III. EXPERIMENTAL
In this work, one type of commercial grid connected
single phase inverters, rating at 5000 W is implemented and
its model is determined. The experimental system composes
of DC power supplies, a digital power meter, a digital
oscilloscope, resistive (R), inductance (L) and capacitive (C)
loads, a AC power system and a computer. Waveforms are
collected by an oscilloscope and transmitted to a computer to
calculate power waveforms in single input and single output
(SISO) type batch processing. In order to obtain the model
which can validate in the any situation, the Cross-validation
technique is applied. In the experimental, testing is done
when the inverter operates in six steady state conditions.
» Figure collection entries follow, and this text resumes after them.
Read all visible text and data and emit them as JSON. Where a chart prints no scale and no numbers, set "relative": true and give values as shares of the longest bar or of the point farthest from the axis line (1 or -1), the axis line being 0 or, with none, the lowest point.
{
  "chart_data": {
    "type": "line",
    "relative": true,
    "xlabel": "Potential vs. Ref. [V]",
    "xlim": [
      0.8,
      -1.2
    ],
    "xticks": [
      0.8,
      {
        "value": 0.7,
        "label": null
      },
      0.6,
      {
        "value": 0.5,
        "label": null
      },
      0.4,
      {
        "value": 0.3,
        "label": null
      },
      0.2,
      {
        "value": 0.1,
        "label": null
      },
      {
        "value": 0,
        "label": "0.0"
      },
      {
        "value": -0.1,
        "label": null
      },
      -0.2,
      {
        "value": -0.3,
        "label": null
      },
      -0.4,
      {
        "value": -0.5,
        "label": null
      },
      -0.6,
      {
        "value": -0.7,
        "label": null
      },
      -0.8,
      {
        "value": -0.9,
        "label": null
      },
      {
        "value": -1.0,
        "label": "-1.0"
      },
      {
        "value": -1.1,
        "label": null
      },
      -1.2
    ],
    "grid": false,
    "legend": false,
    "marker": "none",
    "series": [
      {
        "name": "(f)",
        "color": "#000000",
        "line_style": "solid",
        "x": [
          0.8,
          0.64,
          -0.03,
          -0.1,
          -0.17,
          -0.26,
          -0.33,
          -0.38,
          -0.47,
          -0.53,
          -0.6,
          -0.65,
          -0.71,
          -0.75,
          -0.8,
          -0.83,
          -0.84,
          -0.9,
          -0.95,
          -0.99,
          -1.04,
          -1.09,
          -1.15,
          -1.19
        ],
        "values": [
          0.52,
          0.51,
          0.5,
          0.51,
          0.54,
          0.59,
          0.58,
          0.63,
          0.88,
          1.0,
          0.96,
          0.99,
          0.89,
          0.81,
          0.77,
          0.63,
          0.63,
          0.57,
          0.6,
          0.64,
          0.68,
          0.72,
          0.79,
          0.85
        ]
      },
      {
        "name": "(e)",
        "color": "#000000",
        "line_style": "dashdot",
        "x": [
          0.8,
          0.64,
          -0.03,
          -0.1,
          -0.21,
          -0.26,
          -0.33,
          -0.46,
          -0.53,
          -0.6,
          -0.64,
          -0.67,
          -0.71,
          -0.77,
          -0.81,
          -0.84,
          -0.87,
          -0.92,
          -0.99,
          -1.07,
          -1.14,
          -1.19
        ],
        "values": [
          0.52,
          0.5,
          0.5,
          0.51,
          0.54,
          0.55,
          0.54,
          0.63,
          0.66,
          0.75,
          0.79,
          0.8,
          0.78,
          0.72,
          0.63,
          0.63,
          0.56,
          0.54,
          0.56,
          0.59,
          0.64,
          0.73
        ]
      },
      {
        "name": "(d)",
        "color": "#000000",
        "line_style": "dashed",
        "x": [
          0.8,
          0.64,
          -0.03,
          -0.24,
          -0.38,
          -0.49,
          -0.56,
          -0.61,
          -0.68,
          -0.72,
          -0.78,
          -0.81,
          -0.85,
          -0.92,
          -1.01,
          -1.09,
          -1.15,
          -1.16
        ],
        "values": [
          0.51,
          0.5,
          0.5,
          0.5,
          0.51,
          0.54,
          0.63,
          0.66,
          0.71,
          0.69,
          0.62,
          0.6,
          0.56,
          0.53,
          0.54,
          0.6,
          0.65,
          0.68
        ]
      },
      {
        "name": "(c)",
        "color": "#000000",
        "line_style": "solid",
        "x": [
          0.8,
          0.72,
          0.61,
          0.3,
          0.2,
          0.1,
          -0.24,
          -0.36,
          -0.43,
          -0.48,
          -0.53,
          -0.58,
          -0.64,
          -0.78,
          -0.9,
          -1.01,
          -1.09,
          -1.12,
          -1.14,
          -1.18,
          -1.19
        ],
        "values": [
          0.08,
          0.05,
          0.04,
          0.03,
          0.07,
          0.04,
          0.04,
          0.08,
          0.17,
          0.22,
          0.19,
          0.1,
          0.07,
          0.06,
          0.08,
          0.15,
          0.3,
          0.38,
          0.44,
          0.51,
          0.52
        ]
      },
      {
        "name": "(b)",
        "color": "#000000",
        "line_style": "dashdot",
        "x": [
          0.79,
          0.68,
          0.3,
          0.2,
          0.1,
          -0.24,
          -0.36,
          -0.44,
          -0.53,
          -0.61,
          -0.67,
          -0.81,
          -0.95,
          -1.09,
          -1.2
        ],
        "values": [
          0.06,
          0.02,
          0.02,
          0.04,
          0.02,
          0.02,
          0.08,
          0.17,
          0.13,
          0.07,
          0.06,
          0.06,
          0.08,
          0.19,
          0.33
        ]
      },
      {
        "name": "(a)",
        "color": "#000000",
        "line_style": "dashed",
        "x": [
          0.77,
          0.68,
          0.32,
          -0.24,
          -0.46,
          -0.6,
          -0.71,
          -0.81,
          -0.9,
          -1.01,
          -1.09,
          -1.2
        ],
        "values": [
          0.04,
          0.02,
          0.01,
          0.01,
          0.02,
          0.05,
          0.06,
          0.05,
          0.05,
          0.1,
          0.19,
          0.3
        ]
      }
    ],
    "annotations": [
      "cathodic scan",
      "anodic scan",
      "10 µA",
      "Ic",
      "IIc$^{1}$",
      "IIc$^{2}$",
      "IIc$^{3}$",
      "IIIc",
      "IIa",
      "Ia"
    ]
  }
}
These conditions compose of three voltage change
conditions an three current change conditions. Then two
experiments are designed follow as system modeling using
cross validation and no cross validation technique. The
power waveform data are divided in two groups. One group
is used as data to estimate model or training model whereas
the other group is used to validate models. The waveform
from inverter which operates in normal condition is used to
be a training set and validation set. The six conditions data
are used to verify as independent data sets. The accuracy of
each case has been observed. In case of cross validation, the
training data is obtained from cascading six subsamples in
one group and validation data is constructed from expansion
of another group from training data. The six conditions are
verified as independent data sets again one by one. Then, the
accuracy of no cross validation and using cross validation
technique has been compared. The comparison of both case
are evaluated following to the system identification process
in Fig. 2. The implementation of the process has developed
by programming using the MA TLAB software in order to
check accuracy of waveforms and find waveforms of the
maximum accuracy compared with actual waveforms. This
is executed by selecting model structures and adjusting the
model order of the linear terms and nonlinear estimators of
nonlinear system identification. The next process, iterative
simulation waveform and experimented have been compared
until the best model performance is derived by results
include a quantitative measure of the model quality in terms
of goodness of fit to estimation data. The percentage of best
fit accuracy is obtained from comparison between
experimental waveform and simulation modeling waveform.